Non seulement le marché immobilier se porte plutôt bien au Québec, mais la solution proposée par l'ADQ a intensifié la crise immobilière aux États-Unis, rappelle l'économiste Pierre Fortin. Bref, au lieu de proposer un remède, l'ADQ pourrait introduire l'une des causes de la crise immobilière américaine au Québec. «Aux États-Unis, l'aide fiscale aux propriétaires a été l'une des causes importantes de la crise immobilière, dit le professeur d'économie à l'UQAM. Au lieu de proposer une telle mesure, il faudrait renforcer les contraintes pour l'achat d'une maison, notamment au niveau de la mise de fonds.»

Pierre Fortin doute que la déduction des intérêts hypothécaires donne des résultats différents au Québec que ceux obtenus aux États-Unis. «Si tu te mets à encourager les gens à acheter des maisons avec des crédits d'impôt, tu vas aller chercher les gens avec un crédit plus risqué, dit-il. Il y a un danger qu'on soit pris avec une conjoncture où la valeur de la maison sera inférieure à celle de l'hypothèque. Il ne faut pas oublier que nous sommes rendus à un sommet dans le secteur de la construction.
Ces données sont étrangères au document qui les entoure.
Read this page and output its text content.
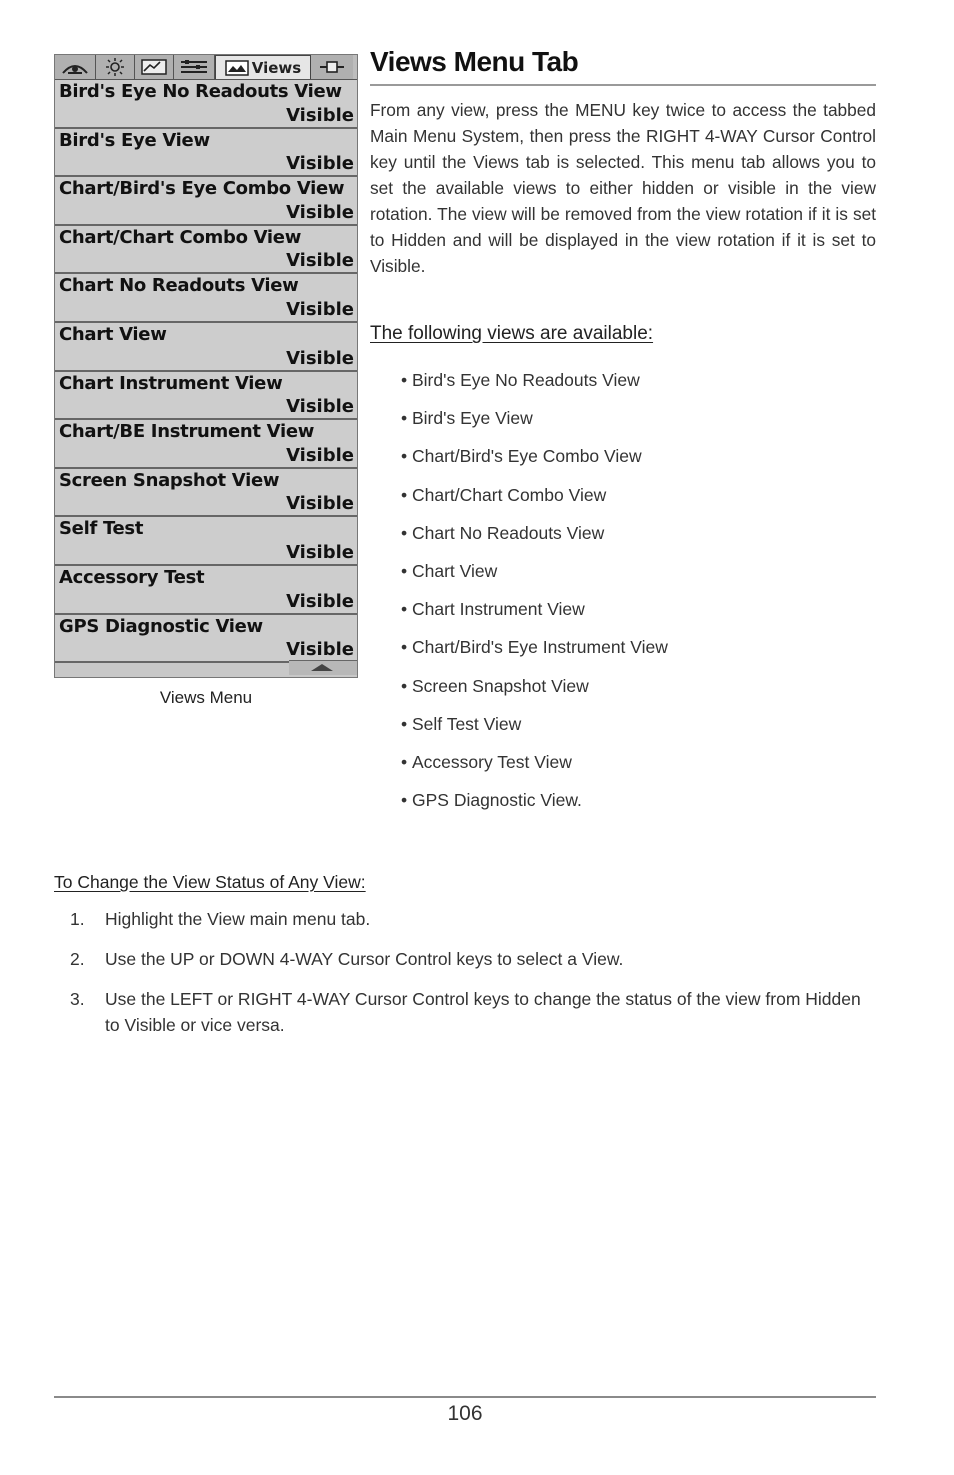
Views
Bird's Eye No Readouts View
Visible
Bird's Eye View
Visible
Chart/Bird's Eye Combo View
Visible
Chart/Chart Combo View
Visible
Chart No Readouts View
Visible
Chart View
Visible
Chart Instrument View
Visible
Chart/BE Instrument View
Visible
Screen Snapshot View
Visible
Self Test
Visible
Accessory Test
Visible
GPS Diagnostic View
Visible
Views Menu
Views Menu Tab

From any view, press the MENU key twice to access the tabbed Main Menu System, then press the RIGHT 4-WAY Cursor Control key until the Views tab is selected. This menu tab allows you to set the available views to either hidden or visible in the view rotation. The view will be removed from the view rotation if it is set to Hidden and will be displayed in the view rotation if it is set to Visible.

The following views are available:
• Bird's Eye No Readouts View
• Bird's Eye View
• Chart/Bird's Eye Combo View
• Chart/Chart Combo View
• Chart No Readouts View
• Chart View
• Chart Instrument View
• Chart/Bird's Eye Instrument View
• Screen Snapshot View
• Self Test View
• Accessory Test View
• GPS Diagnostic View.
To Change the View Status of Any View:
1. Highlight the View main menu tab.
2. Use the UP or DOWN 4-WAY Cursor Control keys to select a View.
3. Use the LEFT or RIGHT 4-WAY Cursor Control keys to change the status of the view from Hidden to Visible or vice versa.
106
Le prix des maisons n'a pas connu de baisse marquée depuis une dizaine d'années.»

L'ADQ est en désaccord avec ce raisonnement. À son avis, la crise immobilière n'a rien à voir avec le fait que les Américains peuvent déduire leurs intérêts hypothécaires. «Au contraire, les taux hypothécaires étaient très bas durant la crise, dit le député adéquiste Gilles Taillon. Ce sont plutôt les prêts hypothécaires supérieurs à la valeur de la maison qui ont fait en sorte que les gens se sont illusionnés.»

La proposition de l'ADQ -un crédit d'impôt illimité sur 50% des intérêts hypothécaires- ne vaut que pour deux ans, mais le parti de Mario Dumont ne cache pas son préjugé favorable à rendre cette mesure permanente. «On met le pied dans la porte, dit le député adéquiste Gilles Taillon. C'est un engagement assez important. Si la mesure s'administre bien, on pourrait songer à la continuer.»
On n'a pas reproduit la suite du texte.